Un uomo viene ricattato dopo un rapporto sessuale a pagamento, minacciato di vedere la propria intimità diffusa online tramite un video “hot”: è questo lo scenario emerso a Reggio Calabria, dove i Carabinieri della Stazione Rione Modena hanno arrestato una donna con l’accusa di estorsione a sfondo sessuale. La misura eseguita è quella degli arresti domiciliari, disposta dall’autorità giudiziaria.
Dall’incontro a pagamento al ricatto
Secondo quanto ricostruito dagli investigatori, tutto ha avuto origine da un incontro intimo a pagamento tra la vittima e la giovane donna, che lo avrebbe raggiunto in un’abitazione privata. Nel corso della serata sarebbe stato registrato un video che li ritraeva insieme.
Nei giorni successivi, l’uomo avrebbe iniziato a ricevere telefonate e messaggi minacciosi: la donna avrebbe preteso somme di denaro, paventando la diffusione del filmato sui social o in rete qualora non avesse pagato. Un ricatto che, secondo l’accusa, puntava a sfruttare la paura e l’imbarazzo della vittima di vedere esposta la propria vita privata.
La denuncia e la “trappola” dei Carabinieri
Superando vergogna e timore, l’uomo si è rivolto ai Carabinieri della Stazione di Reggio Calabria Rione Modena, denunciando l’accaduto e consegnando ogni dettaglio utile a ricostruire il presunto ricatto. A quel punto i militari hanno organizzato un servizio mirato: è stato concordato un nuovo incontro per la consegna del denaro, monitorato dall’Arma.

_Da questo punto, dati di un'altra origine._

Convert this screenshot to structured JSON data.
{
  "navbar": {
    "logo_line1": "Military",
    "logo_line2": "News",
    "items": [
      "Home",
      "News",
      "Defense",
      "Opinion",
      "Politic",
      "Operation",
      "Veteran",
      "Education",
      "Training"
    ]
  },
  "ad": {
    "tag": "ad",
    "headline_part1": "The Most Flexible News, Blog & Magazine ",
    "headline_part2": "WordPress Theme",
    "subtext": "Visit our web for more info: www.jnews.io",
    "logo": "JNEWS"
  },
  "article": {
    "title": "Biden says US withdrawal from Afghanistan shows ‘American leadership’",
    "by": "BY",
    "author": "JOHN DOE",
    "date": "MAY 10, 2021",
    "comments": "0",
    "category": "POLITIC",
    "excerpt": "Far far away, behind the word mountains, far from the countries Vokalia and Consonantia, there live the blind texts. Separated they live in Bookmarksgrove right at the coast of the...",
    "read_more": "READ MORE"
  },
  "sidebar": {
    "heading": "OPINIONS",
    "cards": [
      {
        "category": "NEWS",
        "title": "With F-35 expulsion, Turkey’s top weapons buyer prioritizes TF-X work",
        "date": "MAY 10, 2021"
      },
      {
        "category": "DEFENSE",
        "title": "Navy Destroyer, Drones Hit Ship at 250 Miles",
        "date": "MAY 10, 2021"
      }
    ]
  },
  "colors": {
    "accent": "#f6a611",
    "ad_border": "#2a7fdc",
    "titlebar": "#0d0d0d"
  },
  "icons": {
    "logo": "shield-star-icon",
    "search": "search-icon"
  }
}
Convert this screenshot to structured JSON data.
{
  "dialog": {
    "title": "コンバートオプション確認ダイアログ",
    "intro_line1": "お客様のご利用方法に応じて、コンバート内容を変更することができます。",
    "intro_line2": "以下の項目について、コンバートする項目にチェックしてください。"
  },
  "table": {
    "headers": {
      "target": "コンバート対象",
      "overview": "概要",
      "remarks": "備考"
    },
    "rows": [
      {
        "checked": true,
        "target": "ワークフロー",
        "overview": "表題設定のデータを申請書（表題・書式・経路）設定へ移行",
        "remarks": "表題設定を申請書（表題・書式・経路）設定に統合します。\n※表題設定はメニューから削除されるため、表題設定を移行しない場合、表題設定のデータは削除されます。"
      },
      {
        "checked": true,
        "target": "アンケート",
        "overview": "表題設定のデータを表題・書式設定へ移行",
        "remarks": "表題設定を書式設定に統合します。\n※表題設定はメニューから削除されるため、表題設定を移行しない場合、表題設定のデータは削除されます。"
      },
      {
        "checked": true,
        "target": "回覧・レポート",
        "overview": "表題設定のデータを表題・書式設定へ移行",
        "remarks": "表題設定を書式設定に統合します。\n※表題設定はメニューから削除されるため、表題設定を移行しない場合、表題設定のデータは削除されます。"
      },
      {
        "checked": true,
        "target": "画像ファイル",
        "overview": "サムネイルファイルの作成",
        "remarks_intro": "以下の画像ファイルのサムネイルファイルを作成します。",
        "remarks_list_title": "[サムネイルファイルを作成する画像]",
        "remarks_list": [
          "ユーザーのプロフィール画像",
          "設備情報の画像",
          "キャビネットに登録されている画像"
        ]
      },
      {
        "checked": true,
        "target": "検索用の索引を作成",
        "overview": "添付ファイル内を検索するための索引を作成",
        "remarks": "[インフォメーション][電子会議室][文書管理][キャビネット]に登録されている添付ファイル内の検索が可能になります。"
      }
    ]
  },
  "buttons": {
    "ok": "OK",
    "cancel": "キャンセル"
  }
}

Al momento pattuito, i Carabinieri sono intervenuti subito dopo lo scambio, irrompendo nell’abitazione. Nella disponibilità della donna sarebbero stati trovati 200 euro in contanti, ritenuti il provento dell’estorsione. Contestualmente è stata sequestrata la telecamera o il dispositivo utilizzato per registrare il video compromettente.
Durante l’operazione, il compagno della donna avrebbe cercato di ostacolare l’accesso dei militari, rendendosi, secondo gli investigatori, responsabile di resistenza a pubblico ufficiale: la sua posizione è al vaglio dell’autorità giudiziaria.